The Antelope Play (Book #2 in the Donnie Ray Cuinn series)
Category: Adult Fiction, 260 pages
Genre: Political Suspense
Publisher: Katherine Brown Press
Release date: July 25, 2015
Content Rating: PG-13 + M (Some minor cursing.)
When Austin native Donnie Cuinn accepts a job as an associate in a Texas Panhandle law firm, his boredom and disdain for Velda, a sleepy Texas town, is forgotten when he gets caught up in a struggle over water rights, possible radioactive contamination of the nation's largest underground fresh water supply, and the violence of an invading Mexican drug cartel. Along the way, Donnie learns to respect the local rancher, whose brother is at the center of the troubles, and to come to terms with the violent death of his young Mexican wife.
Meet the Author:
BOYD TAYLOR lives in Austin, Texas with his wife and their Havanese dog Toby. Necessities is the fourth novel in the Donnie Ray Cuinn series. In a former life, Boyd was a lawyer and a corporate officer. A native of Temple, Texas, he graduated from the University of Texas at Austin with a B.A. in government and an LL.B. from the law school.
Boyd's first novel "Hero" was prescient in its story about fake news. His second novel, "The Antelope Play," dealt with drug trafficking in the Texas Panhandle, an unfortunately accurate forecast. The third, "The Monkey House", involved commercial development of a large green space in the center of Austin, all too familiar to Austin residents. Whether his upcoming novel "Necessities" predicts future events with the accuracy of the earlier books remains to be seen.
First off I want to let everyone know that I am reviewing this entire series so feel free to check out my other/upcoming reviews on the other books in this series.

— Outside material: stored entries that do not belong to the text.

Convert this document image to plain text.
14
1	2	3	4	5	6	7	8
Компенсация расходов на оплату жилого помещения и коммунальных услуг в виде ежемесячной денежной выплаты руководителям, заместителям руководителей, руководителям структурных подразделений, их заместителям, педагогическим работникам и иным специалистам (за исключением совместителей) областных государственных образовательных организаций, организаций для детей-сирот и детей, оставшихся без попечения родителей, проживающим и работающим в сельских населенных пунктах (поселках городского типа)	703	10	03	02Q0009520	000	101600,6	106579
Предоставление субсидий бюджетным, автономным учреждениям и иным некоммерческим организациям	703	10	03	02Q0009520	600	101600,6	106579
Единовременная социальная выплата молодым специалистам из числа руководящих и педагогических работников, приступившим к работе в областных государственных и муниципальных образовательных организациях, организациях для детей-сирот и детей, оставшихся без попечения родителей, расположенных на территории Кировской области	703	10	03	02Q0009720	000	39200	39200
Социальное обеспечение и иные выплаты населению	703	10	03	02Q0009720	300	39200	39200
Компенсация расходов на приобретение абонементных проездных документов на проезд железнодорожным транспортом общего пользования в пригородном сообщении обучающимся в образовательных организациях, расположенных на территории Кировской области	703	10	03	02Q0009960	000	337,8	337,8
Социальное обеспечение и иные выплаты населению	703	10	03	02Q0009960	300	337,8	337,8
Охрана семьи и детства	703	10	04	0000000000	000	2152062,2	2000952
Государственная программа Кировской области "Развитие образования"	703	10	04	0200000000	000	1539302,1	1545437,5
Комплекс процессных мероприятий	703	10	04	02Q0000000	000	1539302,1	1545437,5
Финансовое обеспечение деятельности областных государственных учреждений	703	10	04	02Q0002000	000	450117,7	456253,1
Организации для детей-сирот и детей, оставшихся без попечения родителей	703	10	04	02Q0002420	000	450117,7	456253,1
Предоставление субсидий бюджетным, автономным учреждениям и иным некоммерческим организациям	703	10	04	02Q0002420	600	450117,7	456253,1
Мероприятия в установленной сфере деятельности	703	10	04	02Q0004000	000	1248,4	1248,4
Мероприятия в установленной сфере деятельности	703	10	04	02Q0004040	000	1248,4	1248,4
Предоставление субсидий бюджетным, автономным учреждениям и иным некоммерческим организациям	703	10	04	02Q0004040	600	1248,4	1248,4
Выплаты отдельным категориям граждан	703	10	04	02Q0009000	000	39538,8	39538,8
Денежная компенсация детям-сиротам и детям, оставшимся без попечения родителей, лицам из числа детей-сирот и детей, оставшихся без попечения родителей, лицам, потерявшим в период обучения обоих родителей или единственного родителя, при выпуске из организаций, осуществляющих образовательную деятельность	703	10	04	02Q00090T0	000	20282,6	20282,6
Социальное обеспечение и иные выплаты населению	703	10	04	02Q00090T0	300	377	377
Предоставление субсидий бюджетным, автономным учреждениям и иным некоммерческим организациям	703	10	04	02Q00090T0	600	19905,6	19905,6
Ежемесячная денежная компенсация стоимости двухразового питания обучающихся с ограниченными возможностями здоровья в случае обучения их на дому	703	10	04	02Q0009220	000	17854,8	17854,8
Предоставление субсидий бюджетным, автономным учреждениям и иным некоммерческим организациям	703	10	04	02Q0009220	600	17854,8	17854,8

After having greatly enjoyed Hero I was very much looking forward to The Antelope Play, which is the second book in the series. Donnie is back in the middle of trouble as his new job as an associate in a Texas Panhandle law firm, leads to him being caught up in a struggle over water rights and possible radioactive contamination of fresh water. As if the water rights were not enough of a problem there are also problems coming from the Mexican drug cartel violence. I admired the way that Donnie did not let himself drown in the problems that kept piling up, but instead managed to swim through them. While I did greatly enjoy this book I found that I prefered Donnie as the historian that he was in the first book.